Published on

Efficient and Durable Logging for Apache Airflow in AWS

Apache Airflow

Viewing run logs for your development work is vital to ensuring your tasks are executing as you expect them to. However this can sometimes be more difficult in Apache Airflow, and the reasons may not be very clear to you, the developer. We will look at one scenario where this happens, and how you can work around it while improving your logging mechanics.

Apache Airflow makes an execution log available in the web interface. While this appears to have logging details, you can only select your dag_id and then click into the logs to view the details. This dag_id link is tied to your current graph and assumes it will remain static. If you modify your graph, e.g. by adding or removing nodes, the dag_id link in the execution log will no longer be able to retrieve any previously generated logs from the same graph. Not being able to compare logs from one run to the next is problematic but there is a workaround.
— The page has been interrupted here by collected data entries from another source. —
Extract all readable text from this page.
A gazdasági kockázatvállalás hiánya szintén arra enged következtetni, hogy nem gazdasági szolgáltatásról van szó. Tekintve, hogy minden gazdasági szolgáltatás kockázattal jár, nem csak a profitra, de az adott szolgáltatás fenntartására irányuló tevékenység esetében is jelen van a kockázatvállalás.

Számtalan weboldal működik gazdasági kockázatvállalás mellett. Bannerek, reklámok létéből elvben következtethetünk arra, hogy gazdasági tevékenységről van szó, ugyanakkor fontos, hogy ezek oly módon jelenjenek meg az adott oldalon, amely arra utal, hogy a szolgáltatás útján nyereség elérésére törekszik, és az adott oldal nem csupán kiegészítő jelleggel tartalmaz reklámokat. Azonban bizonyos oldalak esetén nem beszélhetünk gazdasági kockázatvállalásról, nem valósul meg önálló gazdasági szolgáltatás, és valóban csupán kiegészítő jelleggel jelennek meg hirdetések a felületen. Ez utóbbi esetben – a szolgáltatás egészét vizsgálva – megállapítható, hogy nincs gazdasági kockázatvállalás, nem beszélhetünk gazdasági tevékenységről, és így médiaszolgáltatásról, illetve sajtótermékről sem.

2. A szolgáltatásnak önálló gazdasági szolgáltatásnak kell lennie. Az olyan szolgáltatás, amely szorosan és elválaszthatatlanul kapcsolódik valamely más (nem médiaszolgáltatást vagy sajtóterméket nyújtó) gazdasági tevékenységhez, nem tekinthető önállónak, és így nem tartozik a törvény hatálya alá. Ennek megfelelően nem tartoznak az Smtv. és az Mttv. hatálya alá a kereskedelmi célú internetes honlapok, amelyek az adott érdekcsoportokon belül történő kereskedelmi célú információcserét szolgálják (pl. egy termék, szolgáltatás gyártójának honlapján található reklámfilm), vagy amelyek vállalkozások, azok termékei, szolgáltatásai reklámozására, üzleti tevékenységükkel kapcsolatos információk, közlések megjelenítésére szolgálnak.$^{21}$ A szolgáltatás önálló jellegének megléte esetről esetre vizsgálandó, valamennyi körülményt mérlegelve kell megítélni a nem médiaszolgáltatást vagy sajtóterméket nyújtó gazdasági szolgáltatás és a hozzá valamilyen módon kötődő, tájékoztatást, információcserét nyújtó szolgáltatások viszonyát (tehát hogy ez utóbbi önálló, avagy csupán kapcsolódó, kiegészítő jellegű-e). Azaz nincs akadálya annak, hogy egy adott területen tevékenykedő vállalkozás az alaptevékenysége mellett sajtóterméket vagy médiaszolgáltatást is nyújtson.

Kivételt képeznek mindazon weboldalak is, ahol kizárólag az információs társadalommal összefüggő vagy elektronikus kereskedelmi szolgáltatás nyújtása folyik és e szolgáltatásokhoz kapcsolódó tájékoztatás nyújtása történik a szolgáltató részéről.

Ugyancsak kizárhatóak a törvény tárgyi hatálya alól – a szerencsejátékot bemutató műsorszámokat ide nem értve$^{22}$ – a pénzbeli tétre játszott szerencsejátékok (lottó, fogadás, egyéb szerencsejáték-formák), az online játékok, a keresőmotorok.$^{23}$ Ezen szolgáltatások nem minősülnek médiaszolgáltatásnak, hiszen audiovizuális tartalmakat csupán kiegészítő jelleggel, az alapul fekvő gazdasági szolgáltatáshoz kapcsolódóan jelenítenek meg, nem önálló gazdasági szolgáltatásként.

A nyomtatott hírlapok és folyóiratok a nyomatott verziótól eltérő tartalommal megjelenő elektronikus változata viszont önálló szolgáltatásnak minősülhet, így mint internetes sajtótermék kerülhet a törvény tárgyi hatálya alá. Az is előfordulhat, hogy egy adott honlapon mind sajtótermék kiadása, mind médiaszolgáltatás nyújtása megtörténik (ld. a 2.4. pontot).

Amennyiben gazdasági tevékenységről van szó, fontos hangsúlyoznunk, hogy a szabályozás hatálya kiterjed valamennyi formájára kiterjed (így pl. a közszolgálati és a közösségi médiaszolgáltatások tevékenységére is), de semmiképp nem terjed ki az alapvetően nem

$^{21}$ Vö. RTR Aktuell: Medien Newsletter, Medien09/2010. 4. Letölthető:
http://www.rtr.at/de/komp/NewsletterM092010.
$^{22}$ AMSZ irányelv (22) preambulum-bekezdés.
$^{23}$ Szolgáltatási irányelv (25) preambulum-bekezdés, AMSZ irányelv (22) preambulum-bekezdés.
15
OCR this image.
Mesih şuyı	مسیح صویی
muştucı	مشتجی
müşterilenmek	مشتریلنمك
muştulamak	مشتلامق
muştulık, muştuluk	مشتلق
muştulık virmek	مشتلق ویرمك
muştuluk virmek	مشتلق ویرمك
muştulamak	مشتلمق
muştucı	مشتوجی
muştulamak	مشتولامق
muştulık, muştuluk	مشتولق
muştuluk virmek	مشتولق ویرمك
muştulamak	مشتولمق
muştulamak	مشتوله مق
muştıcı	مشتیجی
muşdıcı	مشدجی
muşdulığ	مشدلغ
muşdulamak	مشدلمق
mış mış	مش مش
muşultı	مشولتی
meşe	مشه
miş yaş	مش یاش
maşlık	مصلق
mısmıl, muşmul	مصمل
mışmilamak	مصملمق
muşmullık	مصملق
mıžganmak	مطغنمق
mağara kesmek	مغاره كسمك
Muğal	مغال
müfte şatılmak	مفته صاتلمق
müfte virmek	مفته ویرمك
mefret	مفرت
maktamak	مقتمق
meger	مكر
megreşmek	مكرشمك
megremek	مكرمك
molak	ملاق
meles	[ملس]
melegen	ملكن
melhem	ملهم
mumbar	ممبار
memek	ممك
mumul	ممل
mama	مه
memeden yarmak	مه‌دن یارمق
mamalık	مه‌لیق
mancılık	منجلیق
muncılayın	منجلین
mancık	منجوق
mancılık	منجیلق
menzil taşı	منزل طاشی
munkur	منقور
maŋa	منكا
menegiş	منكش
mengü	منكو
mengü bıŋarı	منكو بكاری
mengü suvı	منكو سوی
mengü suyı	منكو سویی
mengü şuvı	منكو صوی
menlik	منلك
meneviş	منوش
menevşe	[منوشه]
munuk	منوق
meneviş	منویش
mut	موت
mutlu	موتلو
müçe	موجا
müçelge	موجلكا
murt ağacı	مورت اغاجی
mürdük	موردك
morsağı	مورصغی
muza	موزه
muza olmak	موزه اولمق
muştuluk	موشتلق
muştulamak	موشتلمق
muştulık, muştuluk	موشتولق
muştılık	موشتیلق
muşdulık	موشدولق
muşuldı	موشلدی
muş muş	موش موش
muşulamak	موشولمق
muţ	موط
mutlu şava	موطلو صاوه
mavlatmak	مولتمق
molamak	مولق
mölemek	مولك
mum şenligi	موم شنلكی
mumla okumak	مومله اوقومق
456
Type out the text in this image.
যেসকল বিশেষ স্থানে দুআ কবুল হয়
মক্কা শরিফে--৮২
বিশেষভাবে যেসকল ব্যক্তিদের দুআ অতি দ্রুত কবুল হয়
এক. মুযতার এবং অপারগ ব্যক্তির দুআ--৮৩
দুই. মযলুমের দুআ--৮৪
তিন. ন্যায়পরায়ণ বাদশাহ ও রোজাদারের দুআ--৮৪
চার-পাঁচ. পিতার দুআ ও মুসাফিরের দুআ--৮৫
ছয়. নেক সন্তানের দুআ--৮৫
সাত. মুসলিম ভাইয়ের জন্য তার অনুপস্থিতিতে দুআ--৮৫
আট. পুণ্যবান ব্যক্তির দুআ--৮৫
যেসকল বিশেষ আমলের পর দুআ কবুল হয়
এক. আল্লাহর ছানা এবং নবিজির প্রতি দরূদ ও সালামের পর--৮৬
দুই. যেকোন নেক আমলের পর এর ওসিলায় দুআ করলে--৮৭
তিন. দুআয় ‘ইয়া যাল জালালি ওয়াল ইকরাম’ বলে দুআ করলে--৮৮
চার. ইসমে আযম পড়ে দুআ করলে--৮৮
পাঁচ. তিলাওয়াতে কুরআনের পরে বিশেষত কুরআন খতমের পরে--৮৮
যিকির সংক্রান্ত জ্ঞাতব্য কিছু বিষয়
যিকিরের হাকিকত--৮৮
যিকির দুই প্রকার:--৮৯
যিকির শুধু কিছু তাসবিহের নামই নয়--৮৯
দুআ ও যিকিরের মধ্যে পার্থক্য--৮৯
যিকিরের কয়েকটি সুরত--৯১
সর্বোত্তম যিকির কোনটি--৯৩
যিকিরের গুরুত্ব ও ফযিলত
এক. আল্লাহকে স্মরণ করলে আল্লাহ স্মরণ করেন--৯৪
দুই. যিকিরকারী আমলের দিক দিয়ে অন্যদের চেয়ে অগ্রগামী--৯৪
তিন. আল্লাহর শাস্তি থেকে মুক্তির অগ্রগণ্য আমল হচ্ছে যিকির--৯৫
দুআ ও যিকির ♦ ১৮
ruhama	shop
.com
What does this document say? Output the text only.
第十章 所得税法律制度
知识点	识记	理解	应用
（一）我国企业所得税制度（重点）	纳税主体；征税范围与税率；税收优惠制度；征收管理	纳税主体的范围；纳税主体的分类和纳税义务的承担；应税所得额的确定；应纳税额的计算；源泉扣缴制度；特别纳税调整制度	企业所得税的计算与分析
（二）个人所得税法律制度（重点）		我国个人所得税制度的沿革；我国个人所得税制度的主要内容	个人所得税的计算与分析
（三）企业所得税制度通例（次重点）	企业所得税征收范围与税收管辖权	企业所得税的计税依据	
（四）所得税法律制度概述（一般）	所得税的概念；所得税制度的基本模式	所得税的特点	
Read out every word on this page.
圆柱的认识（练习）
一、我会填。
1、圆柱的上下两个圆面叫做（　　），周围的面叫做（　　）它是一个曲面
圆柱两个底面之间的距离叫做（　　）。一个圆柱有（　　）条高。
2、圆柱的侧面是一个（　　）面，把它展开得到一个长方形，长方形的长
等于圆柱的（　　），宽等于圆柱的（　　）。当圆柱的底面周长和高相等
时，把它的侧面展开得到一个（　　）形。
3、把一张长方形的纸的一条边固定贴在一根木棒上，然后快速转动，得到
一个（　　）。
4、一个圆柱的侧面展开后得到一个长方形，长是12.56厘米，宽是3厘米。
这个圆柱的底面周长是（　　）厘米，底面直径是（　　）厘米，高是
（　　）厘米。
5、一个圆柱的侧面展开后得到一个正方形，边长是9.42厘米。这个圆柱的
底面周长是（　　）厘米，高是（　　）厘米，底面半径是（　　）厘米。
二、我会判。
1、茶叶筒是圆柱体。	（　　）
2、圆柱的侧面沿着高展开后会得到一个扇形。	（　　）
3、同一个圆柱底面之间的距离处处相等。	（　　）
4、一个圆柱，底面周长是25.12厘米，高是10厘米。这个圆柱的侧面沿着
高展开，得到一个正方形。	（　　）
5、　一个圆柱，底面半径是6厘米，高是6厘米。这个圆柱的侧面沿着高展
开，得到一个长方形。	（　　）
Configure remote logging to CloudWatch Logs then transition to S3

CloudWatch Logs is available as a target for Airflow logs. It offers a good user experience with search and has the newer insights feature for running queries. To enable this, you first need to set up a CloudWatch connection in Airflow. If you are using Airflow in EKS, you can create a new IAM policy for your execution role with write access to a new Airflow log group. You will need to update the custom environment variables in the YAML files as described in the documentation:

# Airflow can store logs remotely in AWS CloudWatch. Users must supply a log group
# ARN (starting with 'CloudWatch://...') and an Airflow connection
# id that provides write and read access to the log location.
remote_logging = True
remote_base_log_folder = CloudWatch://arn:aws:logs:<region name>:<account id>:log-group:<group name>
remote_log_conn_id = MyCloudWatchConn

Once the log stream is enabled, modify the retention settings on the AWS CloudWatch console menu and choose to expire the logs after a week. This keeps the amount of data in CloudWatch low, which will limit the cost of using the service. If you do need more durable logs then you can set up a recurring task using CloudWatch Events as the scheduled trigger and Lambda to run your script. The boto3 client has a create_export_task function that will start an asynchronous job for CloudWatch Logs to write to an S3 location. You can separately configure the S3 location to transition to a lower cost storage class if you are needing to store them long term.

Antipattern: Send remote logs to S3 then push to CloudWatch

If you are already using S3 as an Airflow logging target, you cannot add another target to CloudWatch as well, so the configuration variable remote_base_log_folder should be replaced. S3 Select does allow you to view log results of any runs – even if your graph changes and gets a new dag_id – but it's time consuming because of all the clicks involved. And it's not efficient to send logs to CloudWatch once they land in S3, either. This is because a Lambda would need to be triggered off each PutObject event as log files land, and it would have to parse the log file to get it in the correct JSON format before sending it using put_log_events in boto3. In addition to the extra API calls, the Lambda logs themselves would incur additional charges unless you limit their retention policy, too.

Hopefully this helps you set up an efficient and durable logging pattern for your Apache Airflow development work, and avoid unnecessary pain with the web interface or S3.